The future is murky for the Hopkins Depot coffee house, youth space and all-ages music venue.

The coffee shop will close after April 2 — that much is for sure.

City staff said they plan to temporarily close the building, pause events and re-evaluate what the Depot should be, until they can figure out how to handle a budget deficit. For people who worked hard to make the Depot a place where generations of teenagers have found community, there's a worry it will mean the end of the Depot as they knew it.

Matt Nelson, who helped found the Depot when he was in high school in the 1990s, said the budget deficit is minor compared to what the Depot has done for youth over the years.

Over the past 10 years, according to the city, it has cost between $228,000 and $384,000 to run the Depot, with revenue ranging from a high of $386,000 in 2016 to a low of $183,000 in 2021.

"If you compare what it costs to run the place, versus what the community gets out of the place there's no comparison," Nelson said. "The return-on-investment is immeasurable."

Hundreds of people who went to the Depot as teenagers, or took their children there, have signed an online petition calling for some solution to keep the Depot open and vibrant. Hopkins city and school staff are adamant youth-led programs will continue, though it is not clear what that will look like. City officials say there are thorny money and governance issues to work through.

The pandemic and Green Line construction meant years of diminished traffic at the Depot. Over the winter, the Depot reduced hours to two evenings a week, cutting its long-running Tuesday open mic nights.

A further complication, said Assistant City Manager Ari Lenz, is that the Depot is co-administered and co-funded by the cities of Hopkins and Minnetonka, the Hopkins school district and the Three Rivers Park District, and it's not clear which body should account for the deficit in its budget. The current year's deficit is $81,000, with a deficit of $216,000 accruing since the Depot opened.

Officials from the four partner organizations pointed at each other.
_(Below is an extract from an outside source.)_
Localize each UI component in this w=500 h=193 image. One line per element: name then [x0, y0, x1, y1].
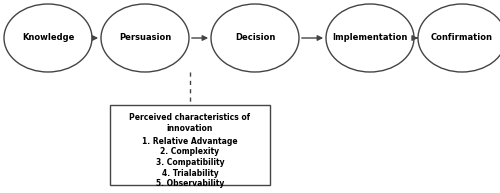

"I'm exceptionally disappointed that our partners in this project abandoned the Depot," said Hopkins City Council Member Alan Beck. A Minnetonka city spokesman said the city of Hopkins takes the lead in Depot decision-making.

Longtime manager John Guertin has submitted his resignation, effective April 30. Others who worked at the Depot said they saw him taking on more responsibility over the years without being allowed to hire help, and Hopkins has decided against replacing him. Another city employee is expected to work with the Depot's youth board to keep organizing substance-free events, but it was not clear how much that person would be working on the Depot, particularly for booking bands and running performances.

The Depot's music venue, rebranded as the Freight Room in 2020, has nurtured generations of young artists in the Twin Cities.

"There weren't very many other places where you could get a gig or a stage for your 14-year-old band," said Andy Meyer, who performed at the Depot with his high school bands in the 2010s. It wasn't like playing at school or in the corner of a coffee shop — there was a real sound system and a real audience that wanted to see music.

"This is a safe place for people to go without much prerequisite," Meyer said. "You can just show up and practice your craft here."

Matt McFarlane, director of Performing Institute of Minnesota Arts High School, saw dozens of students perform at the Depot over the years.

"For those music kids it was a very important space to learn and grow," he said.

The importance of a place to connect offline has become increasingly important over the past 25 years, McFarlane said.

"Kids need places they can go now more than ever, even though they spend so much time on their phones," McFarlane said. Watching and performing live music slows things down, and can help foster real connections.

Nelson hoped officials would place faith in the youth board to help lead the Depot out of the deficit — just as officialdom let teenagers take the lead in creating the Depot 25 years ago.

"If young people can come into the Depot not feeling accepted and not being their authentic selves, and leave there being leaders in their communities, we can solve this budget deficit."